Day 58: How To Do Less Laundry And Have More Time

5,800 things gone, only 4,200 things to go

I got rid of one hundred more things from my closet today.

That brings my clothing donation total to three hundred things. If you add in the kids clothes, I’m guessing that total would be more like six hundred things.

I have a secret plan to raid Squirrel’s closet.

There has to be at least one hundred T-shirts in there that could go. Along with the suits, ties and jackets that he hasn’t worn in 10 years, I’m pretty sure we can round out the family purge at about one thousand things.

I can tell you without reservation that all these clothes have robbed us of more time than just about anything else we own. There’s the time spent shopping for them. Then the time spent laundering them. And the time spent looking for them when they get lost in the mountains of laundry that I haven’t had a chance to do because I’m shopping for the clothes we can’t find.

Squirrel and I have spent a lot of time arguing about the laundry. He tends to think of laundry hampers as long-term storage. (In writing this I made a quick count of his personal laundry – 89 items of clothing in 4 laundry bins.)  I like to do the laundry when my one bin fills up.
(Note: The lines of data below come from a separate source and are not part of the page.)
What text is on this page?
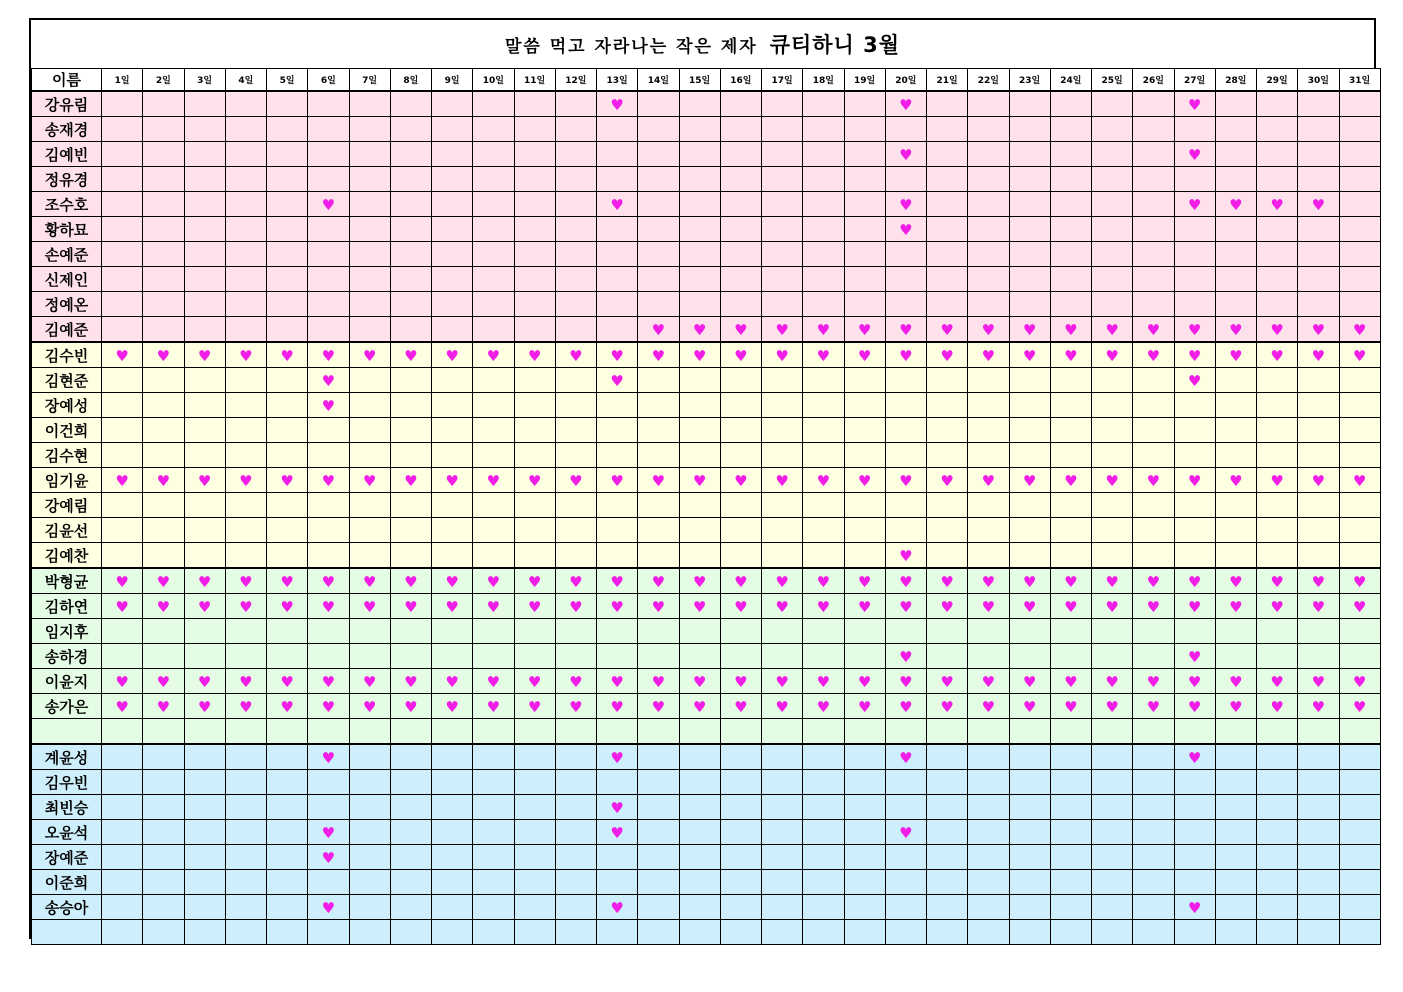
말씀 먹고 자라나는 작은 제자 큐티하니 3월
이름	1일	2일	3일	4일	5일	6일	7일	8일	9일	10일	11일	12일	13일	14일	15일	16일	17일	18일	19일	20일	21일	22일	23일	24일	25일	26일	27일	28일	29일	30일	31일
강유림													♥							♥							♥				
송재경																															
김예빈																				♥							♥				
정유경																															
조수호						♥							♥							♥							♥	♥	♥	♥	
황하묘																				♥											
손예준																															
신제인																															
정예온																															
김예준														♥	♥	♥	♥	♥	♥	♥	♥	♥	♥	♥	♥	♥	♥	♥	♥	♥	♥
김수빈	♥	♥	♥	♥	♥	♥	♥	♥	♥	♥	♥	♥	♥	♥	♥	♥	♥	♥	♥	♥	♥	♥	♥	♥	♥	♥	♥	♥	♥	♥	♥
김현준						♥							♥														♥				
장예성						♥																									
이건희																															
김수현																															
임기윤	♥	♥	♥	♥	♥	♥	♥	♥	♥	♥	♥	♥	♥	♥	♥	♥	♥	♥	♥	♥	♥	♥	♥	♥	♥	♥	♥	♥	♥	♥	♥
강예림																															
김윤선																															
김예찬																				♥											
박형균	♥	♥	♥	♥	♥	♥	♥	♥	♥	♥	♥	♥	♥	♥	♥	♥	♥	♥	♥	♥	♥	♥	♥	♥	♥	♥	♥	♥	♥	♥	♥
김하연	♥	♥	♥	♥	♥	♥	♥	♥	♥	♥	♥	♥	♥	♥	♥	♥	♥	♥	♥	♥	♥	♥	♥	♥	♥	♥	♥	♥	♥	♥	♥
임지후																															
송하경																				♥							♥				
이윤지	♥	♥	♥	♥	♥	♥	♥	♥	♥	♥	♥	♥	♥	♥	♥	♥	♥	♥	♥	♥	♥	♥	♥	♥	♥	♥	♥	♥	♥	♥	♥
송가은	♥	♥	♥	♥	♥	♥	♥	♥	♥	♥	♥	♥	♥	♥	♥	♥	♥	♥	♥	♥	♥	♥	♥	♥	♥	♥	♥	♥	♥	♥	♥

계윤성						♥							♥							♥							♥				
김우빈																															
최빈승													♥																		
오윤석						♥							♥							♥											
장예준						♥																									
이준희																															
송승아						♥							♥														♥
But that’s just me.

I guess I could find more productive things to do than counting dirty laundry but, this arguing by the numbers thing is starting to work for me. A couple of days ago Squirrel gave me 35 CD’s to donate. And a few days before that, he voluntarily wrangled up 30 items of clothing. At this rate we could hit a family total of one thousand items of clothing donated in about 10 more days.

But, I’ll have to be stealth. He’s a stubborn one.
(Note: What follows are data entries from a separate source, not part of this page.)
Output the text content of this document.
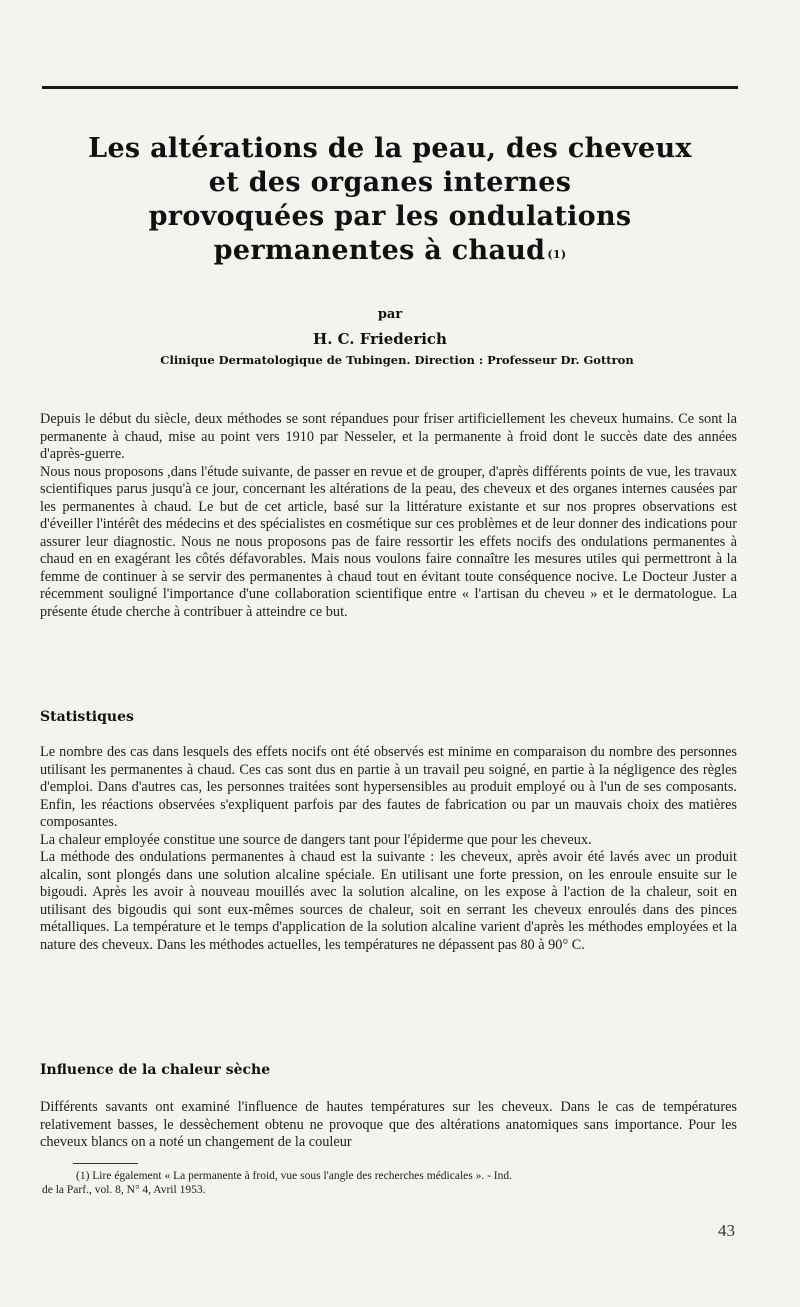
Les altérations de la peau, des cheveux
et des organes internes
provoquées par les ondulations
permanentes à chaud $^{(1)}$
par
H. C. Friederich
Clinique Dermatologique de Tubingen. Direction : Professeur Dr. Gottron

Depuis le début du siècle, deux méthodes se sont répandues pour friser artificiellement les cheveux humains. Ce sont la permanente à chaud, mise au point vers 1910 par Nesseler, et la permanente à froid dont le succès date des années d'après-guerre.

Nous nous proposons ,dans l'étude suivante, de passer en revue et de grouper, d'après différents points de vue, les travaux scientifiques parus jusqu'à ce jour, concernant les altérations de la peau, des cheveux et des organes internes causées par les permanentes à chaud. Le but de cet article, basé sur la littérature existante et sur nos propres observations est d'éveiller l'intérêt des médecins et des spécialistes en cosmétique sur ces problèmes et de leur donner des indications pour assurer leur diagnostic. Nous ne nous proposons pas de faire ressortir les effets nocifs des ondulations permanentes à chaud en en exagérant les côtés défavorables. Mais nous voulons faire connaître les mesures utiles qui permettront à la femme de continuer à se servir des permanentes à chaud tout en évitant toute conséquence nocive. Le Docteur Juster a récemment souligné l'importance d'une collaboration scientifique entre « l'artisan du cheveu » et le dermatologue. La présente étude cherche à contribuer à atteindre ce but.

Statistiques

Le nombre des cas dans lesquels des effets nocifs ont été observés est minime en comparaison du nombre des personnes utilisant les permanentes à chaud. Ces cas sont dus en partie à un travail peu soigné, en partie à la négligence des règles d'emploi. Dans d'autres cas, les personnes traitées sont hypersensibles au produit employé ou à l'un de ses composants. Enfin, les réactions observées s'expliquent parfois par des fautes de fabrication ou par un mauvais choix des matières composantes.

La chaleur employée constitue une source de dangers tant pour l'épiderme que pour les cheveux.

La méthode des ondulations permanentes à chaud est la suivante : les cheveux, après avoir été lavés avec un produit alcalin, sont plongés dans une solution alcaline spéciale. En utilisant une forte pression, on les enroule ensuite sur le bigoudi. Après les avoir à nouveau mouillés avec la solution alcaline, on les expose à l'action de la chaleur, soit en utilisant des bigoudis qui sont eux-mêmes sources de chaleur, soit en serrant les cheveux enroulés dans des pinces métalliques. La température et le temps d'application de la solution alcaline varient d'après les méthodes employées et la nature des cheveux. Dans les méthodes actuelles, les températures ne dépassent pas 80 à 90° C.

Influence de la chaleur sèche

Différents savants ont examiné l'influence de hautes températures sur les cheveux. Dans le cas de températures relativement basses, le dessèchement obtenu ne provoque que des altérations anatomiques sans importance. Pour les cheveux blancs on a noté un changement de la couleur

(1) Lire également « La permanente à froid, vue sous l'angle des recherches médicales ». - Ind.
de la Parf., vol. 8, N° 4, Avril 1953.
43
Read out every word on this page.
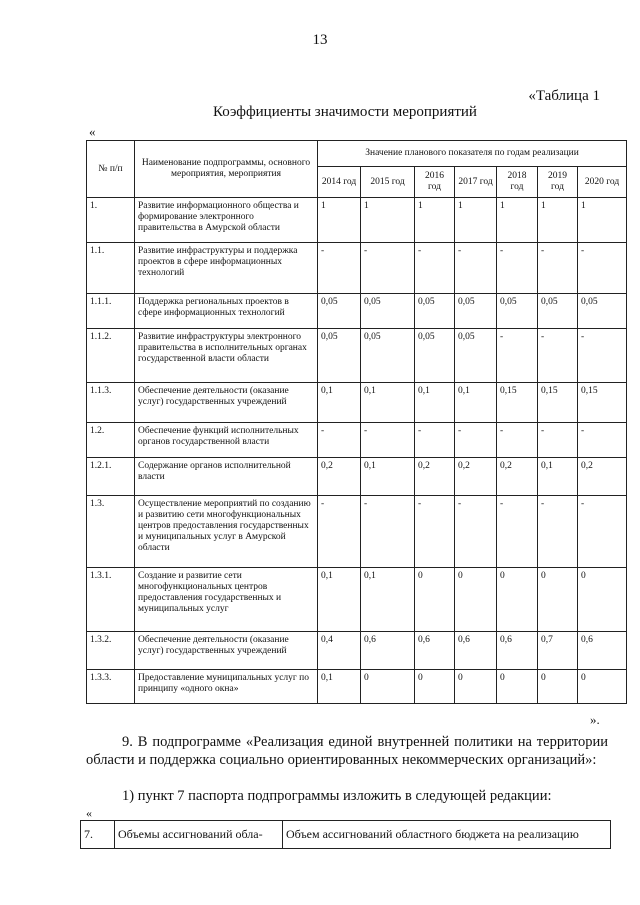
13
«Таблица 1
Коэффициенты значимости мероприятий
«
№ п/п	Наименование подпрограммы, основного мероприятия, мероприятия	Значение планового показателя по годам реализации						
		2014 год	2015 год	2016 год	2017 год	2018 год	2019 год	2020 год
1.	Развитие информационного общества и формирование электронного правительства в Амурской области	1	1	1	1	1	1	1
1.1.	Развитие инфраструктуры и поддержка проектов в сфере информационных технологий	-	-	-	-	-	-	-
1.1.1.	Поддержка региональных проектов в сфере информационных технологий	0,05	0,05	0,05	0,05	0,05	0,05	0,05
1.1.2.	Развитие инфраструктуры электронного правительства в исполнительных органах государственной власти области	0,05	0,05	0,05	0,05	-	-	-
1.1.3.	Обеспечение деятельности (оказание услуг) государственных учреждений	0,1	0,1	0,1	0,1	0,15	0,15	0,15
1.2.	Обеспечение функций исполнительных органов государственной власти	-	-	-	-	-	-	-
1.2.1.	Содержание органов исполнительной власти	0,2	0,1	0,2	0,2	0,2	0,1	0,2
1.3.	Осуществление мероприятий по созданию и развитию сети многофункциональных центров предоставления государственных и муниципальных услуг в Амурской области	-	-	-	-	-	-	-
1.3.1.	Создание и развитие сети многофункциональных центров предоставления государственных и муниципальных услуг	0,1	0,1	0	0	0	0	0
1.3.2.	Обеспечение деятельности (оказание услуг) государственных учреждений	0,4	0,6	0,6	0,6	0,6	0,7	0,6
1.3.3.	Предоставление муниципальных услуг по принципу «одного окна»	0,1	0	0	0	0	0	0
».
9. В подпрограмме «Реализация единой внутренней политики на территории области и поддержка социально ориентированных некоммерческих организаций»:
1) пункт 7 паспорта подпрограммы изложить в следующей редакции:
«
7.	Объемы ассигнований обла-	Объем ассигнований областного бюджета на реализацию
What I tossed today: 100 items clothing, purses and costume jewelry from my closet

Day 49: Stuff and Stuff – There’s A Name For It!

4,900 things gone, only 5,100 things to go

Squirrel came to me sheepishly last week and gave me this:

This was printed on the inside:

I didn’t know whether to crack up or cry. In one way, it’s brilliant – I finally have a name for these arbitrary collections. In another way it’s frightening how deeply embedded this behaviour is in his consciousness.

Squirrel was in fourth grade when he made this collection. Mr Hassard was his teacher and was, by all accounts (especially this eloquent one by Chris Stenberg) – quite a guy. He was the teacher that made Squirrel learn the poem “If” by Rudyard Kipling and that makes Mr. Hassard more than alright with me. But, I digress. I think it’s clear that whatever Mr. Hassard was teaching, it wasn’t organization.

What did I do with this box of assorted treasures? The only reasonable thing a person could do in the circumstances. I sorted, catalogued, and photographed them:

135 thumb tacks, 36 nails and screws, 14 keys, 23 buttons, 5 golf tees, 4 alan keys, 2 crochet hooks, 3 coins, 2 pencils, 1 nail file, 1 elastic band, 19 pieces plastic, 12 metal, 11 wood, 8 uncategorized

Then I made this cool I-Spy for my kids:

I-Spy an earring, an aspirin, a match…

I know it seems like a lot of work for a box of things that ended up in the kitchen garbage, but I’m deeply fascinated by the thought process that allows someone to store an earring with a golf tee or a crochet hook with an alan key.

Or recently, an Ugly Doll with Dewalt bits:

Or a Scooby Doo poster with a Swiss Army knife:

Besides, I couldn’t shoulder the bewilderment on my own anymore  – and if one of you, just one of you, sees this post and cries out:

“Why? Why Squirrel? Why?”

…then I will feel like I have an ally and that makes all things (even Stuff and Stuff) infinitely more bearable.